The Power of Community
When I was out of the hospital for the first few weeks, I had a phone call with heart failure nurses, but it was about three months before I was back up seeing any specialists. So that time in between, when you don’t really know what is normal or, the WhatsApp group of the Heart Failure Warriors is there – you can put in a message, nobody will be given medical advice, but they’ll be saying, ‘that happen me once before, I did contact the nurses, but everything was okay.” It’s good just to be part of that group and to have that support.
Living With Heart Failure
Being part of the Heart Failure Warriors has helped me because I can see that there are people in their 40s and their 30s who are living with heart failure, that it’s not doom and gloom that you’re told you have heart failure. I’m doing fairly well, I get tired, and I’m only starting back to work on a part-time basis, but I feel that there is life after being diagnosed with heart failure. It’s not the end of the world, and you can still do everything you want to do.

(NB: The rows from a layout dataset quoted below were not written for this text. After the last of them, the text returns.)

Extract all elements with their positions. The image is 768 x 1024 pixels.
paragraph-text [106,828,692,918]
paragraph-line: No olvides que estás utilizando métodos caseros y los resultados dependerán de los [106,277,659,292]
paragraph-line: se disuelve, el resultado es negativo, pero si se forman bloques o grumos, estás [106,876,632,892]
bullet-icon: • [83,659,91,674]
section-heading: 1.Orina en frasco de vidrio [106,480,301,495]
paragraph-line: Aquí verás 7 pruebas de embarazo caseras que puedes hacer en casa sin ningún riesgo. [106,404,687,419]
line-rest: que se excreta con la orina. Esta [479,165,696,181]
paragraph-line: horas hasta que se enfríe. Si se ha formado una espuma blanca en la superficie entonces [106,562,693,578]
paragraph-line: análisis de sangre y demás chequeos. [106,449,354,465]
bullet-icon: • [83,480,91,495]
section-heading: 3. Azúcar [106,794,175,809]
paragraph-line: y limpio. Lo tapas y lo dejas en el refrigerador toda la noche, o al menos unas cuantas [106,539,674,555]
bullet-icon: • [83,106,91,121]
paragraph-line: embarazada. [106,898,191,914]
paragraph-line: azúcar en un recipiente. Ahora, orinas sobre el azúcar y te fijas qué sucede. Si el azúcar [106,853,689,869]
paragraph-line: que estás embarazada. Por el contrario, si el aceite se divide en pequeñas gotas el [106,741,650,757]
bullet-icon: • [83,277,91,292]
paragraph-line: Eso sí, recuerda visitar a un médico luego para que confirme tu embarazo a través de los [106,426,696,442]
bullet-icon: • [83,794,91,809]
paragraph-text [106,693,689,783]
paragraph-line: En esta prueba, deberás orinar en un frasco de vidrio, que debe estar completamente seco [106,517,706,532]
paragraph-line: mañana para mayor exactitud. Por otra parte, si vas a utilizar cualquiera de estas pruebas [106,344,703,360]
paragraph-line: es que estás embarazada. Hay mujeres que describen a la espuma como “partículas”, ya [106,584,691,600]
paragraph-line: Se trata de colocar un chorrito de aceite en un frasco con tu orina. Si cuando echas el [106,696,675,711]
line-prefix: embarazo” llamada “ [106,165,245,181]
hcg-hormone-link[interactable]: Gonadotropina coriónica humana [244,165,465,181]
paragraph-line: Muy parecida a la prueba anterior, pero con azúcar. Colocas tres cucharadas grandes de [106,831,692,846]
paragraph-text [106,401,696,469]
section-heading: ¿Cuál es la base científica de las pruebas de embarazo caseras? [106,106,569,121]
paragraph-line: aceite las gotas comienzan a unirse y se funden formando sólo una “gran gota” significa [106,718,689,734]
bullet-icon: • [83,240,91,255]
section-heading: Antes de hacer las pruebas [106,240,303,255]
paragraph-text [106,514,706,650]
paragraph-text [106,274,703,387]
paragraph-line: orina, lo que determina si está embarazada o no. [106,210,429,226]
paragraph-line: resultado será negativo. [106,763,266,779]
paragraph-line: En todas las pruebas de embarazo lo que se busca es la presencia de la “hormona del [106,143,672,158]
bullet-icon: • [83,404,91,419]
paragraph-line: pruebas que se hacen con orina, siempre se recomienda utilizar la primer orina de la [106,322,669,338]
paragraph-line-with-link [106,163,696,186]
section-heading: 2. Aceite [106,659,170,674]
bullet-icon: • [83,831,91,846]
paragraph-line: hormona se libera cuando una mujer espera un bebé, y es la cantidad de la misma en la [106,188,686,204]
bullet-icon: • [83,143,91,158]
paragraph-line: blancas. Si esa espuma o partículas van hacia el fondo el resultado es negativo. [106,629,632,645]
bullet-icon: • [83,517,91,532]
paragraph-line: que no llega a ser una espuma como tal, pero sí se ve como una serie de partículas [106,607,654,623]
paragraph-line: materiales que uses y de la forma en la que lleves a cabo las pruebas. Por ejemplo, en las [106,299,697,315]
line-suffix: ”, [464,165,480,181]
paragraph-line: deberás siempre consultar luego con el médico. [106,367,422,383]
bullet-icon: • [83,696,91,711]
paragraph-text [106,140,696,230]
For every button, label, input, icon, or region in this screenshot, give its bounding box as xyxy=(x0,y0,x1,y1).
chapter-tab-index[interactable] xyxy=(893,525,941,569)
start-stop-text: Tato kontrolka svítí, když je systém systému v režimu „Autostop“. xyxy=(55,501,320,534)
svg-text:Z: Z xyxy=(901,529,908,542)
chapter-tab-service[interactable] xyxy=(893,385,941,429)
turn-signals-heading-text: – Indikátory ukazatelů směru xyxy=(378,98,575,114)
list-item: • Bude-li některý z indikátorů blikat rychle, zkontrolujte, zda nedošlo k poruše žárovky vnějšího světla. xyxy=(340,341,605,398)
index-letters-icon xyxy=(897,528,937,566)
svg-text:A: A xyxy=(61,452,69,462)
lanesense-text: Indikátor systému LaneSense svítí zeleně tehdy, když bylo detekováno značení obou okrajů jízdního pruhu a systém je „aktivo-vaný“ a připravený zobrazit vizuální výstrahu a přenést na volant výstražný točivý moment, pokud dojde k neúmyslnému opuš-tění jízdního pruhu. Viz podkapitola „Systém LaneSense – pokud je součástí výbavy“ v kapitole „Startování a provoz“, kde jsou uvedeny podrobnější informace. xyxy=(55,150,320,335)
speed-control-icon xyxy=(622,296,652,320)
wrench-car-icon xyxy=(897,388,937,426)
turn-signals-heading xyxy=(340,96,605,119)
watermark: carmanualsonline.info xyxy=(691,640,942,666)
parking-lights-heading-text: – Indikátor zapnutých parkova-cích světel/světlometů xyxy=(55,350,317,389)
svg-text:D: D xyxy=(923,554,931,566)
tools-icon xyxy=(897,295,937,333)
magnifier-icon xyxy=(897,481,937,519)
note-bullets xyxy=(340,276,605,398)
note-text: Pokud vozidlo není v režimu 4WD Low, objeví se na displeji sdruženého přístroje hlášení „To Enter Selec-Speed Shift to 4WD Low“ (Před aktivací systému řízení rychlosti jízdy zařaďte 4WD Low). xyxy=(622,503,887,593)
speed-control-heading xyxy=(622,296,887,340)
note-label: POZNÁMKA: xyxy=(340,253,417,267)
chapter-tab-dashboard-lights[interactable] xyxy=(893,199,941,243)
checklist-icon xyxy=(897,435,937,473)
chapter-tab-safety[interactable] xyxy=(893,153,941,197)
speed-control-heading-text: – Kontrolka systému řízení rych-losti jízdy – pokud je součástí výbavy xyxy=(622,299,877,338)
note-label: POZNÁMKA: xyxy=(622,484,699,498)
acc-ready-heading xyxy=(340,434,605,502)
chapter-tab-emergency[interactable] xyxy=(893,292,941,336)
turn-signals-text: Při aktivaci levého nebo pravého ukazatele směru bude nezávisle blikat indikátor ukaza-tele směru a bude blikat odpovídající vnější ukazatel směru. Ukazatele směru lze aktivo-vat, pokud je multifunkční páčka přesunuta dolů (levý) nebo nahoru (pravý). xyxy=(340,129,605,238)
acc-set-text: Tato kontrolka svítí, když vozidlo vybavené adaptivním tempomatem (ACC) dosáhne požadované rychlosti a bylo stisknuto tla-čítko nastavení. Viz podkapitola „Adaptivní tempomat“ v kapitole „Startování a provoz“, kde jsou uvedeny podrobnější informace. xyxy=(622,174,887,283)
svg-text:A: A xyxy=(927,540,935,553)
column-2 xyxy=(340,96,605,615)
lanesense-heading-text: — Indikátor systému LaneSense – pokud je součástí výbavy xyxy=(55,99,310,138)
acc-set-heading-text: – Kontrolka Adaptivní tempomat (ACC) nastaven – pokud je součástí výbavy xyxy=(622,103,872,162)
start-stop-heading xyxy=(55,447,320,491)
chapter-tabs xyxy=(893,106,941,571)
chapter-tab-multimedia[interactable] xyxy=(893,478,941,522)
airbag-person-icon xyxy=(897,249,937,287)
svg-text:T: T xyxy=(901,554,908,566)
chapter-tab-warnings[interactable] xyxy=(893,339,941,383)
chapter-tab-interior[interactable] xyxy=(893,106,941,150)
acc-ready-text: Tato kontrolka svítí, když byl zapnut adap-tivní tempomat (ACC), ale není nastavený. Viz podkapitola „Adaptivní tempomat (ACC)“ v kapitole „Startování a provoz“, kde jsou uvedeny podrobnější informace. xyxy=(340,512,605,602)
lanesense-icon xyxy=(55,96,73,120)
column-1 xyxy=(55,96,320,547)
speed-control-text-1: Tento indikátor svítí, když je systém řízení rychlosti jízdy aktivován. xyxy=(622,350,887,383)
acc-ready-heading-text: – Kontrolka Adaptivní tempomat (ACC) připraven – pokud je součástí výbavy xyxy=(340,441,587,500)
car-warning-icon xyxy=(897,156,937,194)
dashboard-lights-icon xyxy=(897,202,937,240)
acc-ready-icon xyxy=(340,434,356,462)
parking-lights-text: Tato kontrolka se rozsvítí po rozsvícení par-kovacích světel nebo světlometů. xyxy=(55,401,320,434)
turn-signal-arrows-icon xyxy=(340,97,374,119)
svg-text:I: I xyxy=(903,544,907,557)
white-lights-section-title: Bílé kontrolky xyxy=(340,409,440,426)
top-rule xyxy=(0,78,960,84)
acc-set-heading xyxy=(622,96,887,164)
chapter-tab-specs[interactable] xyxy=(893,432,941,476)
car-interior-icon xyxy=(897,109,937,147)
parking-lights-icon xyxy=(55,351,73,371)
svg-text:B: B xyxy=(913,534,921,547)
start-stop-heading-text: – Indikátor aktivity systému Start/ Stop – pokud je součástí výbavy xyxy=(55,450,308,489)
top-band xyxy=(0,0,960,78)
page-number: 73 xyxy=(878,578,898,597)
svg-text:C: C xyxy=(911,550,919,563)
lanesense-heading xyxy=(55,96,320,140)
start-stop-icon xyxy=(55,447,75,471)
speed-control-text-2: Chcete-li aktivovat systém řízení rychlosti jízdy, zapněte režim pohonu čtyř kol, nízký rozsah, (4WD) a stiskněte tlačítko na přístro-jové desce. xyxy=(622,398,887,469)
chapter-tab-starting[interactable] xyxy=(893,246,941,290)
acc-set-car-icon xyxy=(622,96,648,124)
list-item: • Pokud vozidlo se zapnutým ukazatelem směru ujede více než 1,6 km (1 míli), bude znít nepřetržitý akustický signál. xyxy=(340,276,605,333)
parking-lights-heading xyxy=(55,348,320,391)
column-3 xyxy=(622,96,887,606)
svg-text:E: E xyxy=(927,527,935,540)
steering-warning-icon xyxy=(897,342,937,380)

"There is life after being diagnosed with heart failure. It's not the end of the world, and you can still do everything you want to do."
Advocacy and Giving Back
Being an advocate for others, as part of Heart Failure Warriors, means that I can give support to other people. My mum has heart failure, and I know the things she needs and others would need, especially the elderly generation, so I can support them, advocate for better healthcare for everybody.
My Message
Don’t Google what heart failure is – speak to someone who’s had it, speak to your nurses, speak to people in the Heart Failure Warriors group. Everybody is there to support each other and it’s not the end of the road – it’s only the beginning. This has opened up a lot of opportunities for me to get involved in things that I never would have been a part of.